The math here is complex, unless you're a whiz at integral calculus. So let's look at things another way: When dividends are rising, the expected return equals the current yield plus the dividend growth rate. In the previous example, when you adjust the stock price to allow for dividend growth, the current yield falls to 2% ($50/$1). But the expected return doesn't change: It's 5% either from a fixed dividend that yields 5% now or from a 2% dividend growing at a 3% annual rate. What we now have is a wonderful tool for comparison-shopping among stocks.
Another wrinkle makes the dividend discount model even more useful. Suppose two companies have similar long-term prospects, but one business is steady while the other has lots of ups and downs. Unless you're a dunce, you'll want a higher return before you invest in the more volatile business. A simple measure of this risk is called beta. If shares in each of my hypothetical companies have 5% expected returns (current yield plus long-term growth rate), the one with the lower beta (less risk) is probably the better investment.
Enough theory. The classic dividend discount model works best when valuing mature companies that pay a hefty portion of their earnings as dividends like the real estate investment trusts in my table. But Williams's ideas can be applied more broadly. The most common wrinkle is substituting cash flow for dividends as an input. The idea here is that it's important to know how much income a company is likely to generate over time, even if you don't know how much will go directly to shareholders. Some analysts even build multistage models that assume growth companies will start paying dividends when they mature, and economists use DDM to compare different types of assets. For now, I'll stick with the basics looking for stocks with above-average expected returns, based on high current yields and growing dividends. The lower the beta, the better.

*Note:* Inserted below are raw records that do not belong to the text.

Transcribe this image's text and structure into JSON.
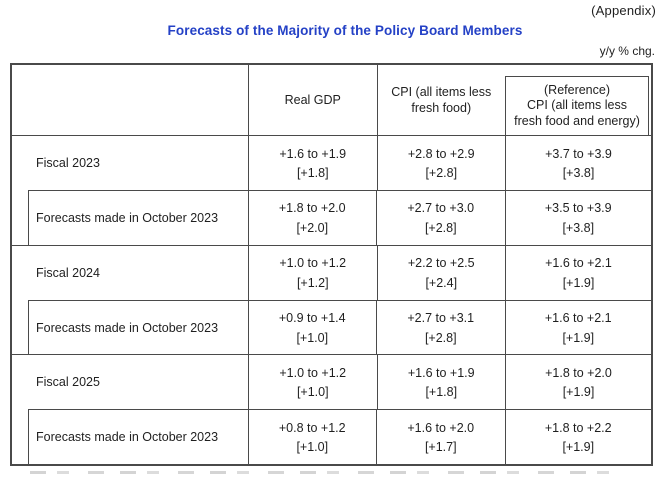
{
  "page": {
    "appendix": "(Appendix)",
    "title": "Forecasts of the Majority of the Policy Board Members",
    "unit": "y/y % chg.",
    "accent_color": "#2441c6",
    "border_color": "#4a4a4a"
  },
  "table": {
    "header": {
      "corner": "",
      "real_gdp": "Real GDP",
      "cpi": "CPI (all items less\nfresh food)",
      "reference": "(Reference)\nCPI (all items less\nfresh food and energy)"
    },
    "groups": [
      {
        "fiscal": {
          "label": "Fiscal 2023",
          "gdp_range": "+1.6 to +1.9",
          "gdp_median": "[+1.8]",
          "cpi_range": "+2.8 to +2.9",
          "cpi_median": "[+2.8]",
          "ref_range": "+3.7 to +3.9",
          "ref_median": "[+3.8]"
        },
        "october": {
          "label": "Forecasts made in October 2023",
          "gdp_range": "+1.8 to +2.0",
          "gdp_median": "[+2.0]",
          "cpi_range": "+2.7 to +3.0",
          "cpi_median": "[+2.8]",
          "ref_range": "+3.5 to +3.9",
          "ref_median": "[+3.8]"
        }
      },
      {
        "fiscal": {
          "label": "Fiscal 2024",
          "gdp_range": "+1.0 to +1.2",
          "gdp_median": "[+1.2]",
          "cpi_range": "+2.2 to +2.5",
          "cpi_median": "[+2.4]",
          "ref_range": "+1.6 to +2.1",
          "ref_median": "[+1.9]"
        },
        "october": {
          "label": "Forecasts made in October 2023",
          "gdp_range": "+0.9 to +1.4",
          "gdp_median": "[+1.0]",
          "cpi_range": "+2.7 to +3.1",
          "cpi_median": "[+2.8]",
          "ref_range": "+1.6 to +2.1",
          "ref_median": "[+1.9]"
        }
      },
      {
        "fiscal": {
          "label": "Fiscal 2025",
          "gdp_range": "+1.0 to +1.2",
          "gdp_median": "[+1.0]",
          "cpi_range": "+1.6 to +1.9",
          "cpi_median": "[+1.8]",
          "ref_range": "+1.8 to +2.0",
          "ref_median": "[+1.9]"
        },
        "october": {
          "label": "Forecasts made in October 2023",
          "gdp_range": "+0.8 to +1.2",
          "gdp_median": "[+1.0]",
          "cpi_range": "+1.6 to +2.0",
          "cpi_median": "[+1.7]",
          "ref_range": "+1.8 to +2.2",
          "ref_median": "[+1.9]"
        }
      }
    ]
  }
}
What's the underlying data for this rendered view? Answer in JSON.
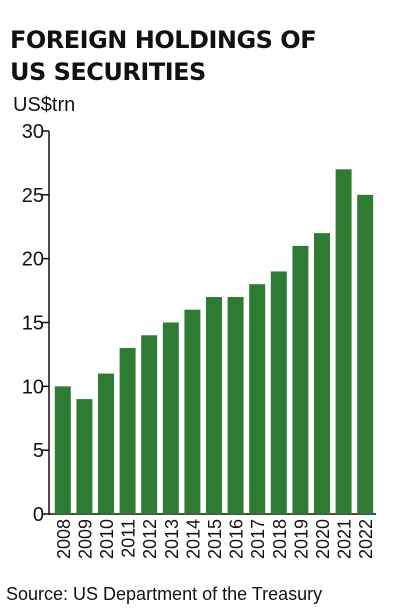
{
  "title_lines": [
    "FOREIGN HOLDINGS OF",
    "US SECURITIES"
  ],
  "unit": "US$trn",
  "source": "Source: US Department of the Treasury",
  "colors": {
    "bar": "#2e7b34",
    "axis": "#111111"
  },
  "chart_data": {
    "type": "bar",
    "title": "FOREIGN HOLDINGS OF US SECURITIES",
    "ylabel": "US$trn",
    "xlabel": "",
    "categories": [
      "2008",
      "2009",
      "2010",
      "2011",
      "2012",
      "2013",
      "2014",
      "2015",
      "2016",
      "2017",
      "2018",
      "2019",
      "2020",
      "2021",
      "2022"
    ],
    "values": [
      10,
      9,
      11,
      13,
      14,
      15,
      16,
      17,
      17,
      18,
      19,
      21,
      22,
      27,
      25
    ],
    "ylim": [
      0,
      30
    ],
    "yticks": [
      0,
      5,
      10,
      15,
      20,
      25,
      30
    ],
    "grid": false,
    "legend": "none"
  }
}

As you might expect, the pickings are rather slim. In an initial screen, I searched for companies with market values of over $1.5 billion and yields greater than 3%. I was left with only 150 qualifiers out of 6,000 stocks. Then I added tougher criteria. I set my expected return minimum at 15%. (Over time, dividend growth and earnings growth should be roughly the same, so DDM mavens add current yield to earnings growth projections to get this number.) I wanted historical dividend growth to be at least 6% annually, and to minimize the risk of dividend cuts I wanted current earnings to be at least 25% above current dividends.
Running those numbers left me with 22 companies and a surprise: a few big names (Caterpillar (CAT), Dana (DCN), Philip Morris (MO)), but more than half my finalists were REITs. And when I looked for stocks with the lowest betas, the REITs moved to the top of the list.

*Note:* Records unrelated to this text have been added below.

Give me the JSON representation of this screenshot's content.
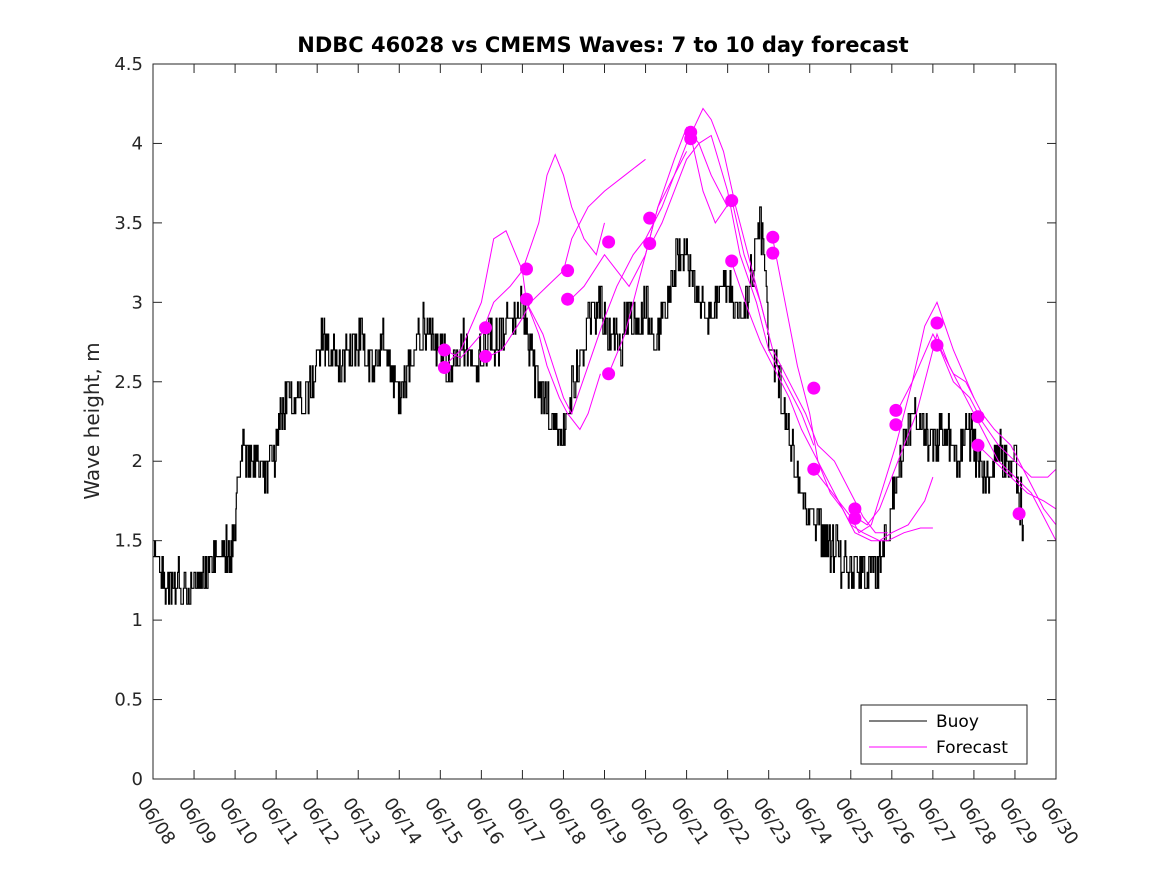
{
  "chart_data": {
    "type": "line",
    "title": "NDBC 46028 vs CMEMS Waves: 7 to 10 day forecast",
    "xlabel": "",
    "ylabel": "Wave height, m",
    "xlim": [
      "06/08",
      "06/30"
    ],
    "ylim": [
      0,
      4.5
    ],
    "x_ticks": [
      "06/08",
      "06/09",
      "06/10",
      "06/11",
      "06/12",
      "06/13",
      "06/14",
      "06/15",
      "06/16",
      "06/17",
      "06/18",
      "06/19",
      "06/20",
      "06/21",
      "06/22",
      "06/23",
      "06/24",
      "06/25",
      "06/26",
      "06/27",
      "06/28",
      "06/29",
      "06/30"
    ],
    "y_ticks": [
      "0",
      "0.5",
      "1",
      "1.5",
      "2",
      "2.5",
      "3",
      "3.5",
      "4",
      "4.5"
    ],
    "grid": false,
    "legend_position": "bottom-right",
    "colors": {
      "buoy": "#000000",
      "forecast": "#ff00ff"
    },
    "series": [
      {
        "name": "Buoy",
        "x_day_of_june": [
          8.0,
          8.2,
          8.3,
          8.5,
          8.7,
          8.9,
          9.1,
          9.3,
          9.5,
          9.7,
          9.9,
          10.0,
          10.1,
          10.2,
          10.4,
          10.6,
          10.8,
          11.0,
          11.1,
          11.3,
          11.5,
          11.7,
          11.9,
          12.1,
          12.2,
          12.4,
          12.6,
          12.8,
          13.0,
          13.2,
          13.4,
          13.6,
          13.8,
          14.0,
          14.2,
          14.4,
          14.6,
          14.8,
          15.0,
          15.2,
          15.4,
          15.6,
          15.8,
          16.0,
          16.2,
          16.4,
          16.6,
          16.8,
          17.0,
          17.2,
          17.4,
          17.6,
          17.8,
          18.0,
          18.2,
          18.4,
          18.6,
          18.8,
          19.0,
          19.2,
          19.4,
          19.6,
          19.8,
          20.0,
          20.2,
          20.4,
          20.6,
          20.8,
          21.0,
          21.2,
          21.4,
          21.6,
          21.8,
          22.0,
          22.2,
          22.4,
          22.6,
          22.8,
          23.0,
          23.2,
          23.4,
          23.6,
          23.8,
          24.0,
          24.2,
          24.4,
          24.6,
          24.8,
          25.0,
          25.2,
          25.4,
          25.6,
          25.8,
          26.0,
          26.2,
          26.4,
          26.6,
          26.8,
          27.0,
          27.2,
          27.4,
          27.6,
          27.8,
          28.0,
          28.2,
          28.4,
          28.6,
          28.8,
          29.0,
          29.2
        ],
        "values": [
          1.4,
          1.3,
          1.2,
          1.25,
          1.2,
          1.2,
          1.25,
          1.3,
          1.4,
          1.45,
          1.45,
          1.6,
          1.9,
          2.1,
          2.0,
          1.95,
          1.9,
          2.1,
          2.3,
          2.4,
          2.35,
          2.4,
          2.5,
          2.8,
          2.75,
          2.7,
          2.6,
          2.65,
          2.75,
          2.7,
          2.6,
          2.75,
          2.55,
          2.35,
          2.6,
          2.75,
          2.85,
          2.8,
          2.7,
          2.6,
          2.65,
          2.75,
          2.6,
          2.7,
          2.8,
          2.75,
          2.9,
          2.85,
          3.0,
          2.7,
          2.45,
          2.35,
          2.25,
          2.2,
          2.5,
          2.6,
          2.85,
          3.0,
          2.9,
          2.8,
          2.75,
          2.95,
          2.8,
          3.0,
          2.75,
          2.9,
          3.1,
          3.3,
          3.35,
          3.1,
          2.9,
          2.95,
          3.0,
          3.1,
          3.0,
          2.9,
          3.2,
          3.5,
          2.8,
          2.6,
          2.3,
          2.0,
          1.8,
          1.7,
          1.55,
          1.5,
          1.45,
          1.35,
          1.3,
          1.3,
          1.3,
          1.3,
          1.4,
          1.7,
          2.0,
          2.25,
          2.3,
          2.2,
          2.1,
          2.2,
          2.15,
          2.0,
          2.2,
          2.1,
          1.95,
          1.9,
          2.1,
          2.0,
          2.0,
          1.6
        ]
      },
      {
        "name": "Forecast",
        "runs": [
          {
            "x_day_of_june": [
              15.1,
              15.5,
              16.0,
              16.3,
              16.6,
              17.0,
              17.1,
              17.4,
              17.6,
              17.9,
              18.1,
              18.4,
              18.6,
              18.9
            ],
            "values": [
              2.6,
              2.7,
              3.0,
              3.4,
              3.45,
              3.2,
              3.0,
              2.8,
              2.6,
              2.4,
              2.3,
              2.2,
              2.3,
              2.55
            ]
          },
          {
            "x_day_of_june": [
              15.1,
              15.5,
              16.0,
              16.3,
              16.7,
              17.0,
              17.4,
              17.6,
              17.8,
              18.0,
              18.2,
              18.5,
              18.8,
              19.0
            ],
            "values": [
              2.7,
              2.65,
              2.8,
              3.0,
              3.1,
              3.2,
              3.5,
              3.8,
              3.93,
              3.8,
              3.6,
              3.4,
              3.3,
              3.5
            ]
          },
          {
            "x_day_of_june": [
              16.1,
              16.5,
              17.0,
              17.2,
              17.6,
              18.0,
              18.2,
              18.6,
              19.0,
              19.5,
              20.0
            ],
            "values": [
              2.65,
              2.7,
              2.9,
              3.0,
              3.1,
              3.2,
              3.4,
              3.6,
              3.7,
              3.8,
              3.9
            ]
          },
          {
            "x_day_of_june": [
              17.1,
              17.5,
              18.0,
              18.2,
              18.6,
              19.0,
              19.3,
              19.7,
              20.0,
              20.4,
              20.7,
              21.0
            ],
            "values": [
              3.0,
              2.8,
              2.4,
              2.3,
              2.6,
              2.9,
              3.1,
              3.3,
              3.4,
              3.6,
              3.8,
              3.95
            ]
          },
          {
            "x_day_of_june": [
              18.1,
              18.5,
              19.0,
              19.3,
              19.6,
              20.0,
              20.3,
              20.7,
              21.0,
              21.3,
              21.6,
              22.0
            ],
            "values": [
              3.0,
              3.1,
              3.3,
              3.2,
              3.1,
              3.3,
              3.6,
              3.9,
              4.1,
              4.0,
              3.8,
              3.6
            ]
          },
          {
            "x_day_of_june": [
              19.1,
              19.5,
              20.0,
              20.3,
              20.7,
              21.0,
              21.4,
              21.6,
              21.9,
              22.2,
              22.6,
              23.0
            ],
            "values": [
              2.55,
              2.8,
              3.3,
              3.6,
              3.8,
              4.0,
              4.22,
              4.15,
              3.95,
              3.6,
              3.2,
              2.8
            ]
          },
          {
            "x_day_of_june": [
              20.1,
              20.4,
              20.7,
              21.0,
              21.3,
              21.6,
              22.0,
              22.3,
              22.7,
              23.0,
              23.4,
              23.8,
              24.1
            ],
            "values": [
              3.35,
              3.5,
              3.7,
              3.9,
              4.0,
              4.05,
              3.7,
              3.3,
              3.0,
              2.7,
              2.5,
              2.3,
              2.1
            ]
          },
          {
            "x_day_of_june": [
              21.1,
              21.4,
              21.7,
              22.1,
              22.4,
              22.8,
              23.1,
              23.5,
              23.9,
              24.2,
              24.6,
              25.0,
              25.3,
              25.6,
              25.9
            ],
            "values": [
              4.05,
              3.7,
              3.5,
              3.65,
              3.3,
              3.0,
              2.7,
              2.5,
              2.3,
              2.1,
              2.0,
              1.8,
              1.65,
              1.55,
              1.55
            ]
          },
          {
            "x_day_of_june": [
              22.1,
              22.5,
              22.8,
              23.1,
              23.5,
              23.8,
              24.2,
              24.5,
              24.8,
              25.1,
              25.5,
              25.9,
              26.3,
              26.7,
              27.0
            ],
            "values": [
              3.25,
              2.95,
              2.75,
              2.6,
              2.4,
              2.2,
              2.0,
              1.85,
              1.7,
              1.55,
              1.5,
              1.5,
              1.55,
              1.58,
              1.58
            ]
          },
          {
            "x_day_of_june": [
              23.1,
              23.4,
              23.7,
              24.0,
              24.2,
              24.5,
              24.8,
              25.0,
              25.3,
              25.7,
              26.0,
              26.4,
              26.8,
              27.0
            ],
            "values": [
              3.4,
              3.0,
              2.6,
              2.3,
              2.0,
              1.8,
              1.7,
              1.6,
              1.55,
              1.5,
              1.55,
              1.6,
              1.75,
              1.9
            ]
          },
          {
            "x_day_of_june": [
              24.1,
              24.4,
              24.7,
              25.0,
              25.2,
              25.5,
              25.8,
              26.1,
              26.5,
              26.8,
              27.1,
              27.5,
              28.0
            ],
            "values": [
              1.95,
              1.85,
              1.75,
              1.65,
              1.55,
              1.6,
              1.85,
              2.1,
              2.5,
              2.85,
              3.0,
              2.7,
              2.4
            ]
          },
          {
            "x_day_of_june": [
              25.1,
              25.4,
              25.7,
              26.0,
              26.3,
              26.6,
              26.9,
              27.1,
              27.4,
              27.8,
              28.2,
              28.6,
              29.0,
              29.4,
              30.0
            ],
            "values": [
              1.65,
              1.6,
              1.7,
              1.9,
              2.1,
              2.3,
              2.6,
              2.8,
              2.6,
              2.4,
              2.2,
              2.0,
              1.9,
              1.8,
              1.5
            ]
          },
          {
            "x_day_of_june": [
              26.1,
              26.5,
              27.0,
              27.1,
              27.5,
              27.8,
              28.2,
              28.5,
              28.9,
              29.3,
              29.7,
              30.0
            ],
            "values": [
              2.3,
              2.5,
              2.8,
              2.75,
              2.55,
              2.5,
              2.3,
              2.2,
              2.1,
              1.9,
              1.7,
              1.6
            ]
          },
          {
            "x_day_of_june": [
              27.1,
              27.5,
              27.9,
              28.2,
              28.6,
              29.0,
              29.4,
              29.8,
              30.0
            ],
            "values": [
              2.75,
              2.5,
              2.4,
              2.25,
              2.1,
              2.0,
              1.9,
              1.9,
              1.95
            ]
          },
          {
            "x_day_of_june": [
              28.1,
              28.5,
              28.9,
              29.3,
              29.7,
              30.0
            ],
            "values": [
              2.1,
              2.0,
              1.9,
              1.8,
              1.75,
              1.7
            ]
          }
        ],
        "markers": {
          "x_day_of_june": [
            15.1,
            15.1,
            16.1,
            16.1,
            17.1,
            17.1,
            18.1,
            18.1,
            19.1,
            19.1,
            20.1,
            20.1,
            21.1,
            21.1,
            22.1,
            22.1,
            23.1,
            23.1,
            24.1,
            24.1,
            25.1,
            25.1,
            26.1,
            26.1,
            27.1,
            27.1,
            28.1,
            28.1,
            29.1
          ],
          "values": [
            2.7,
            2.59,
            2.84,
            2.66,
            3.21,
            3.02,
            3.2,
            3.02,
            3.38,
            2.55,
            3.53,
            3.37,
            4.07,
            4.03,
            3.64,
            3.26,
            3.41,
            3.31,
            2.46,
            1.95,
            1.7,
            1.64,
            2.32,
            2.23,
            2.87,
            2.73,
            2.28,
            2.1,
            1.67
          ]
        }
      }
    ]
  }
}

Instead of being nervous, I'm reassured. I like REITs. (I wrote about them in this space back in September 1999. On average, that portfolio of 11 stocks has gained about 13%.) They're unique, with characteristics of both stocks and bonds which is probably why they're so appealing in DDM terms today. But the REITs in my table don't just have high yields. Compared with the S&P medians, they also come with higher expected returns, analysts like them better, and they carry significantly less risk. If you prefer a mutual fund, Vanguard has a REIT index offering that combines diversification with low fees.
And about that DDM Web site: dividenddiscountmodel.com is a convenient place to apply some of the ideas I've discussed, and links to the Zacks database let you analyze any stock in DDM terms. There's good value here even if the sponsor of the site is Duke-Weeks, one of the REITs in my table.